It’s fascinating to hear which tasks people want to delegate to AI.

Some time ago, during a discussion about GenAI ideas, I asked one question that completely changed the room:

“What happens if the other person also comes with an AI partner?”

Silence.

That silence matters – because it reveals an unspoken assumption behind many GenAI use cases: we design automation as if there will always be a human on the other side.

GenAI doesn’t only change workflows.
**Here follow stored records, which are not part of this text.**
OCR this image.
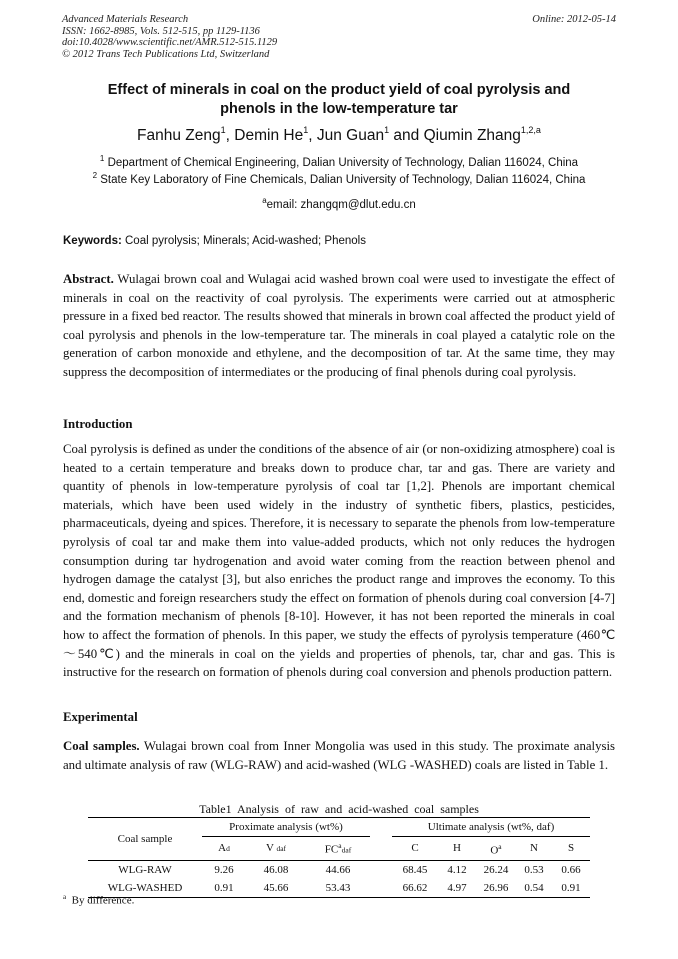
Advanced Materials Research
ISSN: 1662-8985, Vols. 512-515, pp 1129-1136
doi:10.4028/www.scientific.net/AMR.512-515.1129
© 2012 Trans Tech Publications Ltd, Switzerland
Online: 2012-05-14
Effect of minerals in coal on the product yield of coal pyrolysis and
phenols in the low-temperature tar
Fanhu Zeng$^1$, Demin He$^1$, Jun Guan$^1$ and Qiumin Zhang$^{1,2,a}$
$^1$ Department of Chemical Engineering, Dalian University of Technology, Dalian 116024, China
$^2$ State Key Laboratory of Fine Chemicals, Dalian University of Technology, Dalian 116024, China
$^a$email: zhangqm@dlut.edu.cn
Keywords: Coal pyrolysis; Minerals; Acid-washed; Phenols
Abstract. Wulagai brown coal and Wulagai acid washed brown coal were used to investigate the effect of minerals in coal on the reactivity of coal pyrolysis. The experiments were carried out at atmospheric pressure in a fixed bed reactor. The results showed that minerals in brown coal affected the product yield of coal pyrolysis and phenols in the low-temperature tar. The minerals in coal played a catalytic role on the generation of carbon monoxide and ethylene, and the decomposition of tar. At the same time, they may suppress the decomposition of intermediates or the producing of final phenols during coal pyrolysis.
Introduction
Coal pyrolysis is defined as under the conditions of the absence of air (or non-oxidizing atmosphere) coal is heated to a certain temperature and breaks down to produce char, tar and gas. There are variety and quantity of phenols in low-temperature pyrolysis of coal tar [1,2]. Phenols are important chemical materials, which have been used widely in the industry of synthetic fibers, plastics, pesticides, pharmaceuticals, dyeing and spices. Therefore, it is necessary to separate the phenols from low-temperature pyrolysis of coal tar and make them into value-added products, which not only reduces the hydrogen consumption during tar hydrogenation and avoid water coming from the reaction between phenol and hydrogen damage the catalyst [3], but also enriches the product range and improves the economy. To this end, domestic and foreign researchers study the effect on formation of phenols during coal conversion [4-7] and the formation mechanism of phenols [8-10]. However, it has not been reported the minerals in coal how to affect the formation of phenols. In this paper, we study the effects of pyrolysis temperature (460℃～540℃) and the minerals in coal on the yields and properties of phenols, tar, char and gas. This is instructive for the research on formation of phenols during coal conversion and phenols production pattern.
Experimental
Coal samples. Wulagai brown coal from Inner Mongolia was used in this study. The proximate analysis and ultimate analysis of raw (WLG-RAW) and acid-washed (WLG -WASHED) coals are listed in Table 1.
Table1 Analysis of raw and acid-washed coal samples
Coal sample	Proximate analysis (wt%)				Ultimate analysis (wt%, daf)				
	Ad	V daf	$FC^adaf$		C	H	$O^a$	N	S
WLG-RAW	9.26	46.08	44.66		68.45	4.12	26.24	0.53	0.66
WLG-WASHED	0.91	45.66	53.43		66.62	4.97	26.96	0.54	0.91
$^a$ By difference.
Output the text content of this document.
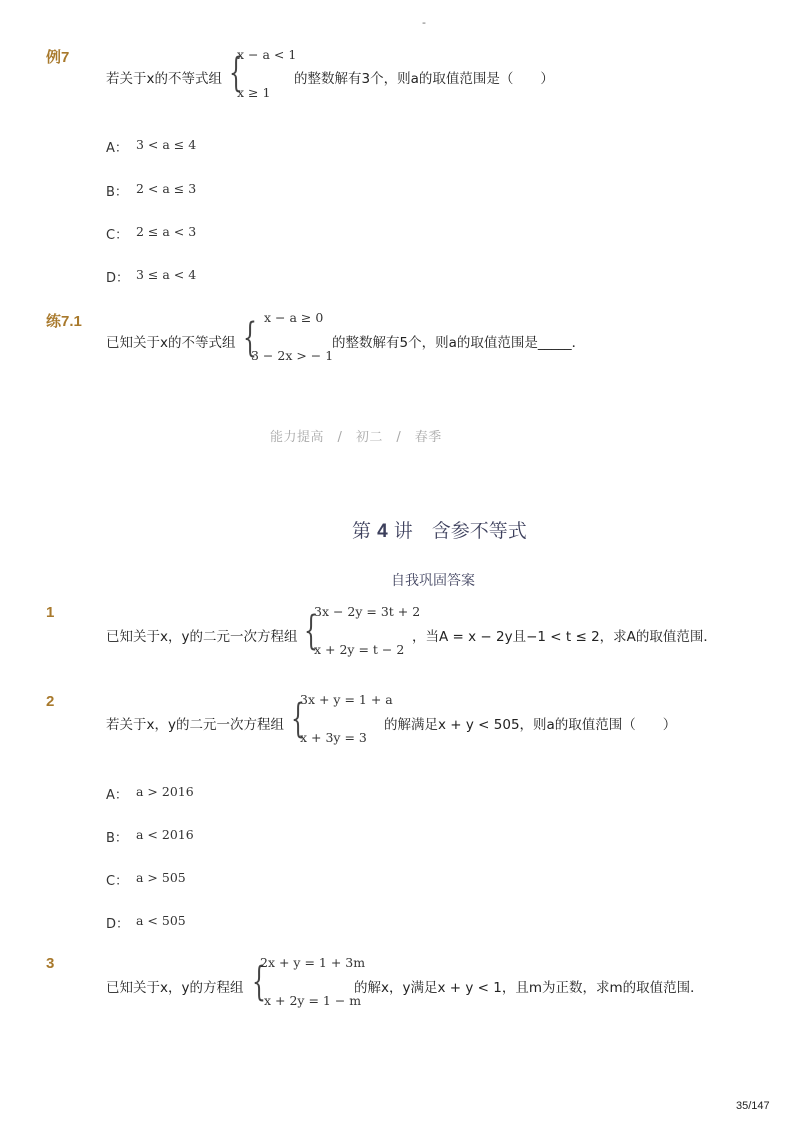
-
例7
若关于x的不等式组 {
x − a < 1
x ≥ 1
的整数解有3个，则a的取值范围是（　　）
A： 3 < a ≤ 4
B： 2 < a ≤ 3
C： 2 ≤ a < 3
D： 3 ≤ a < 4
练7.1
已知关于x的不等式组 { x − a ≥ 0
3 − 2x > − 1
的整数解有5个，则a的取值范围是_____．
能力提高　/　初二　/　春季
第 4 讲　含参不等式
自我巩固答案
1
已知关于x，y的二元一次方程组 {
3x − 2y = 3t + 2
x + 2y = t − 2
，当A = x − 2y且−1 < t ≤ 2，求A的取值范围．
2
若关于x，y的二元一次方程组 {
3x + y = 1 + a
x + 3y = 3
的解满足x + y < 505，则a的取值范围（　　）
A： a > 2016
B： a < 2016
C： a > 505
D： a < 505
3
已知关于x，y的方程组 {
2x + y = 1 + 3m
x + 2y = 1 − m
的解x，y满足x + y < 1，且m为正数，求m的取值范围．
35/147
It changes relationships – because many automation ideas assume a human counterpart… until that counterpart shows up with their own AI.

And when both sides delegate, we can easily end up with AI-to-AI conversations, while humans are left outside the loop.

That changes:

  • how trust is built,
  • how conflicts are resolved,
  • and who is accountable when things go wrong.

Imagine:

  • A supplier negotiation where both sides use AI to draft and optimize responses.
  • A performance review prepared by one AI and answered by another.
  • A customer complaint handled by automated agents on both ends.

And consider the implications.

Research shows two opposite risks in such environments:

  • People may over-rely on automated recommendations.
  • Or they may reject the system entirely after one visible mistake.

So when we build LLM systems, the question isn’t only: “What can we automate?”

It’s also: “What kind of human collaboration do we want to protect?”

Checklist: building GenAI without losing the relationship layer

  1. Clear business goal – Are we optimizing for cost, speed, quality, risk reduction, or experience?
  2. The other side – What changes if they also delegate to AI? What happens in a fully AI-to-AI interaction?
  3. Human-critical moments – Where is the relationship itself the value (negotiation, feedback, conflict, care)?
  4. Accountability model – Who owns the final decision? How fast can a human step in?
  5. Trust design – Are limits, uncertainty, and responsibility transparent?
  6. Collaboration principle – Does the system support human judgment – or silently replace it? If both sides automate communication, who remains in control – and who carries the risk?

When AI shapes the dialogue on both ends, responsibility does not vanish – it shifts. The question is: are we designing for that shift?